Duffy Cartoon




In recent weeks, that indefatigable, always obliging and helpful member of the commentariat, Christopher Pearson, has been beavering away, doing what he can to sort out the federal Labor party.

Bring back Simon Crean, he thundered one week, to be followed by a clamorous demand for the return of Chairman Rudd the next, and above all the removal of that outrageous, ruinous hussy Julia Gillard, and an election if not be this week, then certainly by the next.
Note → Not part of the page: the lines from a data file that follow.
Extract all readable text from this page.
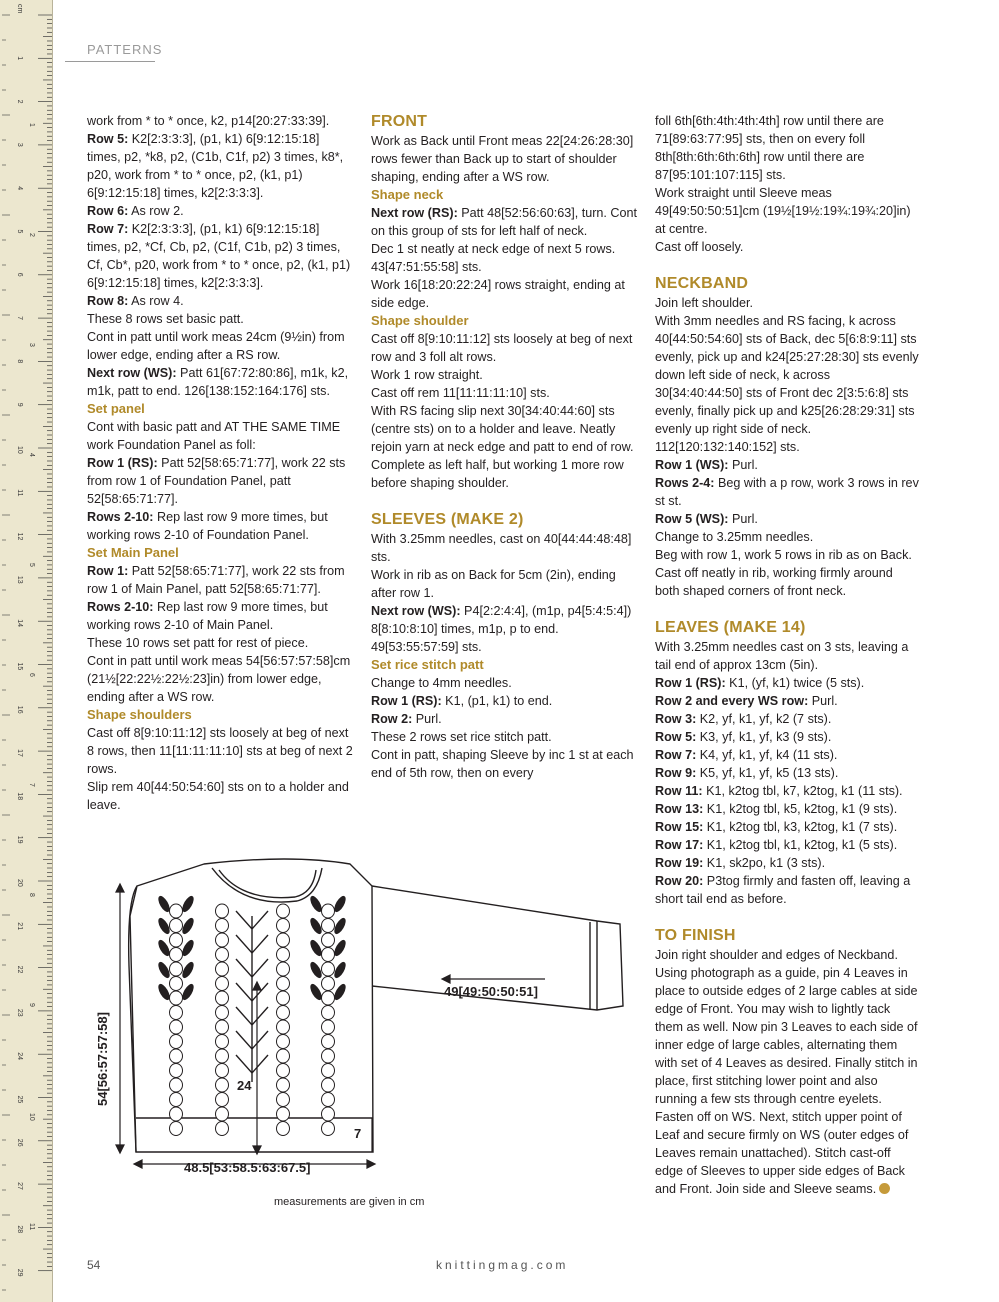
1
2
3
4
5
6
7
8
9
10
11
12
13
14
15
16
17
18
19
20
21
22
23
24
25
26
27
28
29
cm
1
2
3
4
5
6
7
8
9
10
11
PATTERNS

work from * to * once, k2, p14[20:27:33:39].

Row 5: K2[2:3:3:3], (p1, k1) 6[9:12:15:18] times, p2, *k8, p2, (C1b, C1f, p2) 3 times, k8*, p20, work from * to * once, p2, (k1, p1) 6[9:12:15:18] times, k2[2:3:3:3].

Row 6: As row 2.

Row 7: K2[2:3:3:3], (p1, k1) 6[9:12:15:18] times, p2, *Cf, Cb, p2, (C1f, C1b, p2) 3 times, Cf, Cb*, p20, work from * to * once, p2, (k1, p1) 6[9:12:15:18] times, k2[2:3:3:3].

Row 8: As row 4.

These 8 rows set basic patt.

Cont in patt until work meas 24cm (9½in) from lower edge, ending after a RS row.

Next row (WS): Patt 61[67:72:80:86], m1k, k2, m1k, patt to end. 126[138:152:164:176] sts.

Set panel

Cont with basic patt and AT THE SAME TIME work Foundation Panel as foll:

Row 1 (RS): Patt 52[58:65:71:77], work 22 sts from row 1 of Foundation Panel, patt 52[58:65:71:77].

Rows 2-10: Rep last row 9 more times, but working rows 2-10 of Foundation Panel.

Set Main Panel

Row 1: Patt 52[58:65:71:77], work 22 sts from row 1 of Main Panel, patt 52[58:65:71:77].

Rows 2-10: Rep last row 9 more times, but working rows 2-10 of Main Panel.

These 10 rows set patt for rest of piece.

Cont in patt until work meas 54[56:57:57:58]cm (21½[22:22½:22½:23]in) from lower edge, ending after a WS row.

Shape shoulders

Cast off 8[9:10:11:12] sts loosely at beg of next 8 rows, then 11[11:11:11:10] sts at beg of next 2 rows.

Slip rem 40[44:50:54:60] sts on to a holder and leave.

FRONT

Work as Back until Front meas 22[24:26:28:30] rows fewer than Back up to start of shoulder shaping, ending after a WS row.

Shape neck

Next row (RS): Patt 48[52:56:60:63], turn. Cont on this group of sts for left half of neck.

Dec 1 st neatly at neck edge of next 5 rows. 43[47:51:55:58] sts.

Work 16[18:20:22:24] rows straight, ending at side edge.

Shape shoulder

Cast off 8[9:10:11:12] sts loosely at beg of next row and 3 foll alt rows.

Work 1 row straight.

Cast off rem 11[11:11:11:10] sts.

With RS facing slip next 30[34:40:44:60] sts (centre sts) on to a holder and leave. Neatly rejoin yarn at neck edge and patt to end of row.

Complete as left half, but working 1 more row before shaping shoulder.

SLEEVES (MAKE 2)

With 3.25mm needles, cast on 40[44:44:48:48] sts.

Work in rib as on Back for 5cm (2in), ending after row 1.

Next row (WS): P4[2:2:4:4], (m1p, p4[5:4:5:4]) 8[8:10:8:10] times, m1p, p to end. 49[53:55:57:59] sts.

Set rice stitch patt

Change to 4mm needles.

Row 1 (RS): K1, (p1, k1) to end.

Row 2: Purl.

These 2 rows set rice stitch patt.

Cont in patt, shaping Sleeve by inc 1 st at each end of 5th row, then on every

foll 6th[6th:4th:4th:4th] row until there are 71[89:63:77:95] sts, then on every foll 8th[8th:6th:6th:6th] row until there are 87[95:101:107:115] sts.

Work straight until Sleeve meas 49[49:50:50:51]cm (19½[19½:19¾:19¾:20]in) at centre.

Cast off loosely.

NECKBAND

Join left shoulder.

With 3mm needles and RS facing, k across 40[44:50:54:60] sts of Back, dec 5[6:8:9:11] sts evenly, pick up and k24[25:27:28:30] sts evenly down left side of neck, k across 30[34:40:44:50] sts of Front dec 2[3:5:6:8] sts evenly, finally pick up and k25[26:28:29:31] sts evenly up right side of neck. 112[120:132:140:152] sts.

Row 1 (WS): Purl.

Rows 2-4: Beg with a p row, work 3 rows in rev st st.

Row 5 (WS): Purl.

Change to 3.25mm needles.

Beg with row 1, work 5 rows in rib as on Back. Cast off neatly in rib, working firmly around both shaped corners of front neck.

LEAVES (MAKE 14)

With 3.25mm needles cast on 3 sts, leaving a tail end of approx 13cm (5in).

Row 1 (RS): K1, (yf, k1) twice (5 sts).

Row 2 and every WS row: Purl.

Row 3: K2, yf, k1, yf, k2 (7 sts).

Row 5: K3, yf, k1, yf, k3 (9 sts).

Row 7: K4, yf, k1, yf, k4 (11 sts).

Row 9: K5, yf, k1, yf, k5 (13 sts).

Row 11: K1, k2tog tbl, k7, k2tog, k1 (11 sts).

Row 13: K1, k2tog tbl, k5, k2tog, k1 (9 sts).

Row 15: K1, k2tog tbl, k3, k2tog, k1 (7 sts).

Row 17: K1, k2tog tbl, k1, k2tog, k1 (5 sts).

Row 19: K1, sk2po, k1 (3 sts).

Row 20: P3tog firmly and fasten off, leaving a short tail end as before.

TO FINISH

Join right shoulder and edges of Neckband. Using photograph as a guide, pin 4 Leaves in place to outside edges of 2 large cables at side edge of Front. You may wish to lightly tack them as well. Now pin 3 Leaves to each side of inner edge of large cables, alternating them with set of 4 Leaves as desired. Finally stitch in place, first stitching lower point and also running a few sts through centre eyelets. Fasten off on WS. Next, stitch upper point of Leaf and secure firmly on WS (outer edges of Leaves remain unattached). Stitch cast-off edge of Sleeves to upper side edges of Back and Front. Join side and Sleeve seams.

54[56:57:57:58]
48.5[53:58.5:63:67.5]
24
7
49[49:50:50:51]
measurements are given in cm
54	knittingmag.com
A massacre at the polls would offer a chance for reflection and self-improvement, and perhaps a chance to govern sometime in the next century ...

But this week, in Repeal dusty sections of Racial Discrimination Act, Pearson has more important business, not sorry business or sit down business, but business business, which is to explain blackness to blacks, and anyone else who will listen.

It seems there are amazing advantages to being black in Australia, a fact seized upon by some about the time that aboriginality became "negotiable", when it's always been as clear cut as quadroon, octoroon and terceron:

It was a development that suited some people very well. For example, a poor, fair-skinned Tasmanian could claim a slight element of Aboriginal descent but, being unable to prove it beyond doubt, could affirm their identity, claim their extended family had a mixed-race connection they'd been encouraged to keep quiet about, and suddenly be eligible to apply for various grants and special entitlements.

Yes, if you ever head off to Tasmania, you'll find whites, thinly disguised as blacks, living as high as hogs off the various grants and special entitlements they managed to collar by claiming a mixed race connection.